In the late 1980s and early 1990s, Mexico underwent a profound economic and political reorganization. The economy liberalized, culminating in NAFTA, and major state-owned companies privatized, transforming Mexico from a closed economic and political system into an export-oriented industrial economy.
As a result, trade increased between Mexico and the United States and a manufacturing belt sprung up at the countries' shared border. From 1990 to 2000, Mexican trade became even more closely tied to the United States. In 1990, the United States accounted for 69 percent of all Mexican trade; by 2000, it accounted for nearly 80 percent. Low-end factories, known as maquilas, sprang up in the border states of Baja California, Sonora, Chihuahua, Coahuila, Nuevo Leon and Tamaulipas. These provided manufacturers with an abundant supply of low-wage labor, most of which came from elsewhere in Mexico.
But at the turn of the century, China's special economic zones became cost-competitive alternatives to Mexican factories. Mexico responded by making more valuable products. So even though clothing exports dropped 43 percent (from $7.6 billion to $4.3 billion) between 2002 and 2012, automotive exports increased by 152 percent ($27.9 billion to $70.3 billion) and electronic exports increased by 73 percent ($43.3 billion to $74.9 billion) over the same period. Asian alternatives notwithstanding, these Mexican products remained cost-competitive because of NAFTA.
A Systemic Shift
Mexico's central lowlands, which include Aguascalientes, Guanajuato, Queretaro and San Luis Potosi states, provide relative isolation from the endemic violence of the border, a large pool of qualified workers and incentives schemes to lure foreign direct investment.
To attract foreign investment, Bajio state governments in 2006 began building infrastructure and training facilities, selling real estate and providing a wide range of other benefits. Foreign multinational companies responded enthusiastically. Nissan has invested roughly $2 billion to build a new automotive plant in Aguascalientes state. Volkswagen, GM, Honda and Mazda have invested $550 million, $200 million, $800 million and $500 million, respectively, in their plants in Guanajuato state. Bombardier has invested $500 million and Eurocopter has pledged $550 million in operations in Queretaro state.
These numbers represent a systemic shift. In Baja California, Coahuila, Chihuahua, Sonora, Nuevo Leon and Tamaulipas states, there were 4 percent fewer factories in 2011 than there were in 2007. Farther south, in Aguascalientes, Guanajuato, Queretaro, San Luis Potosi and Jalisco states, there were roughly 12 percent more factories.
Investment has followed a similar trend. Total foreign direct investment in the Bajio increased from $7.2 billion in 1993-2002 to $16.3 billion in 2003-2012. By comparison, foreign direct investment in the border states over the same period increased from $32.9 billion to $55.2 billion.
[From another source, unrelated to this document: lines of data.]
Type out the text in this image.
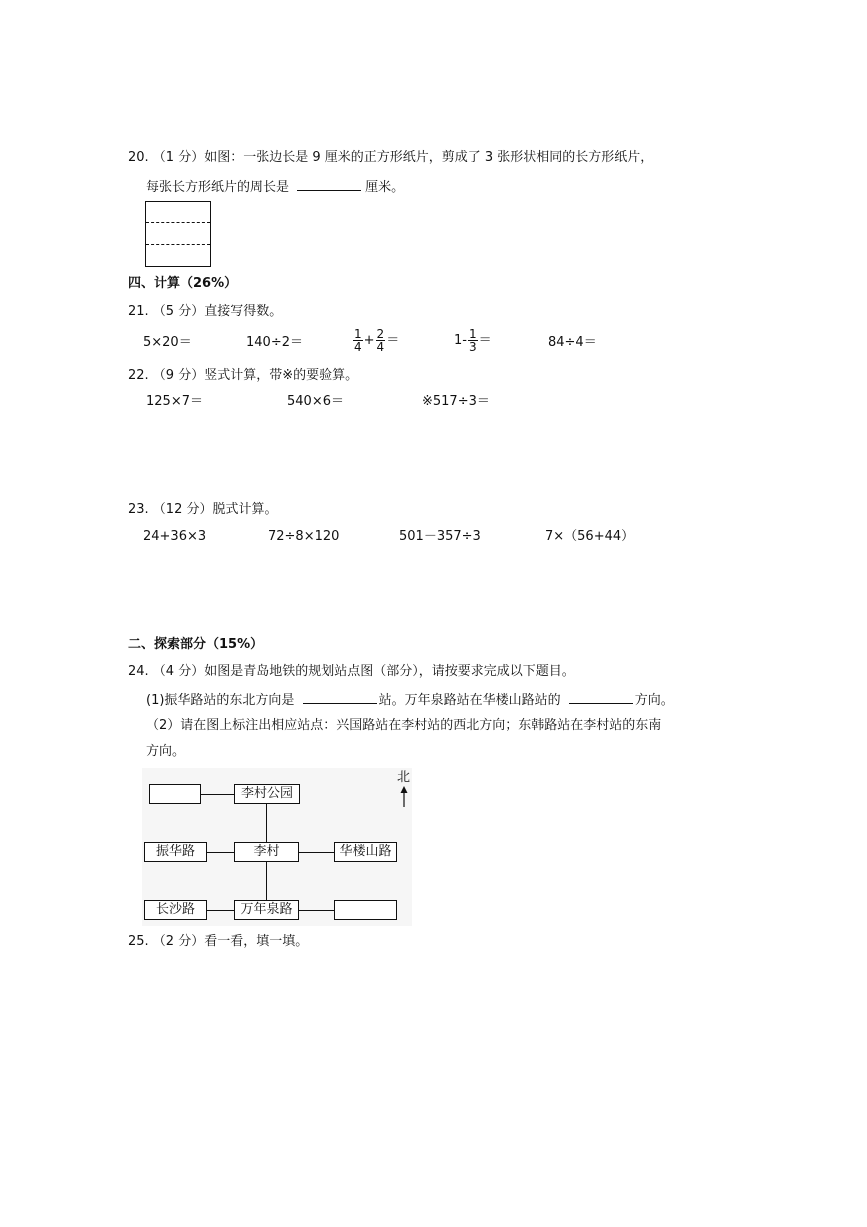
20. （1 分）如图：一张边长是 9 厘米的正方形纸片，剪成了 3 张形状相同的长方形纸片，
每张长方形纸片的周长是	厘米。
四、计算（26%）
21. （5 分）直接写得数。
5×20＝	140÷2＝	$\frac{1}{4} + \frac{2}{4}$ ＝	$1- \frac{1}{3}$ ＝	84÷4＝
22. （9 分）竖式计算，带※的要验算。
125×7＝	540×6＝	※517÷3＝
23. （12 分）脱式计算。
24+36×3	72÷8×120	501－357÷3	7×（56+44）
二、探索部分（15%）
24. （4 分）如图是青岛地铁的规划站点图（部分），请按要求完成以下题目。
(1)振华路站的东北方向是	站。万年泉路站在华楼山路站的	方向。
（2）请在图上标注出相应站点：兴国路站在李村站的西北方向；东韩路站在李村站的东南
方向。
李村公园
振华路	李村	华楼山路
长沙路	万年泉路
北
25. （2 分）看一看，填一填。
That is not to say factories are relocating from the border to the Bajio — it is not a zero-sum game. Rather, new firms looking to enter the North American market, especially European and Asian automakers, increasingly are setting up in the Bajio.
Notably, the overall amount of manufactured exports from the Bajio is far lower than that of the border. However, the number of manufacturing firms and the amount of foreign direct investment are increasing at a faster rate in the Bajio than in the border states.
Developing the Bajio
The Bajio only became attractive to manufacturers after Mexico overhauled its transportation infrastructure. More and more raw materials are coming from Asia, and the majority of automobile exports are moved by rail. Thus, Mexico had to expand its Pacific ports and connect them by rail to the industrial base and to consumer markets.
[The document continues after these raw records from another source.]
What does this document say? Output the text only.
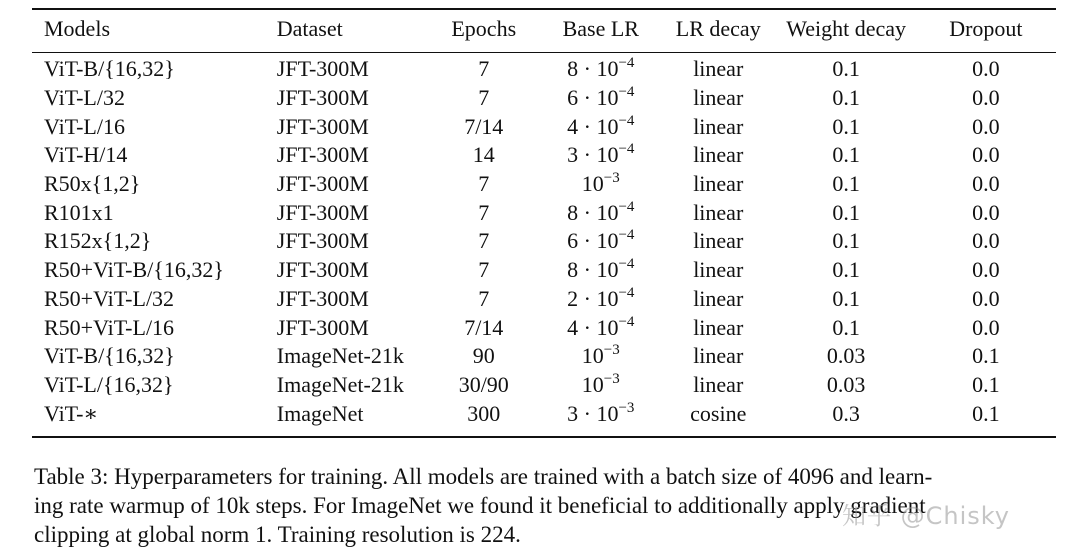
Models	Dataset	Epochs	Base LR	LR decay	Weight decay	Dropout
ViT-B/{16,32}	JFT-300M	7	$8 \cdot 10^{-4}$	linear	0.1	0.0
ViT-L/32	JFT-300M	7	$6 \cdot 10^{-4}$	linear	0.1	0.0
ViT-L/16	JFT-300M	7/14	$4 \cdot 10^{-4}$	linear	0.1	0.0
ViT-H/14	JFT-300M	14	$3 \cdot 10^{-4}$	linear	0.1	0.0
R50x{1,2}	JFT-300M	7	$10^{-3}$	linear	0.1	0.0
R101x1	JFT-300M	7	$8 \cdot 10^{-4}$	linear	0.1	0.0
R152x{1,2}	JFT-300M	7	$6 \cdot 10^{-4}$	linear	0.1	0.0
R50+ViT-B/{16,32}	JFT-300M	7	$8 \cdot 10^{-4}$	linear	0.1	0.0
R50+ViT-L/32	JFT-300M	7	$2 \cdot 10^{-4}$	linear	0.1	0.0
R50+ViT-L/16	JFT-300M	7/14	$4 \cdot 10^{-4}$	linear	0.1	0.0
ViT-B/{16,32}	ImageNet-21k	90	$10^{-3}$	linear	0.03	0.1
ViT-L/{16,32}	ImageNet-21k	30/90	$10^{-3}$	linear	0.03	0.1
ViT-∗	ImageNet	300	$3 \cdot 10^{-3}$	cosine	0.3	0.1
Table 3: Hyperparameters for training. All models are trained with a batch size of 4096 and learn-
ing rate warmup of 10k steps. For ImageNet we found it beneficial to additionally apply gradient
clipping at global norm 1. Training resolution is 224.
知乎 @Chisky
The Pacific ports of Manzanillo and Lazaro Cardenas are booming accordingly. Lazaro Cardenas, the only port in Mexico that can accommodate post-Panamax ships, is the fastest growing port in North America.
In addition, the railways connecting these ports to the United States have become much more efficient since being privatized in 1995. The entire length of the country's railway network has remained at approximately 26,700 kilometers (16,600 miles), but the amount of freight transported has doubled from 52.5 million tons to 108.8 million tons per year. Moreover, companies have moved more freight with far fewer employees.
Unlike the border states, the central lowland region is a part of Mexico's economic and political heartland. It hosts a large, educated population and its climate is the most temperate in the country. It is centrally located, with relatively easy access to ports on both coasts, the United States to the north and Mexico City in the south.
Geography has benefited the Bajio, as have improved transportation infrastructure, comparatively better security and efforts to attract investment. More manufacturing investment and output will bring Mexico's industrial core closer to Mexico City and populations in need of jobs. Bajio manufacturing will not replace manufacturing activity along the border, but it gives Mexico an opportunity to develop more evenly and sustainably.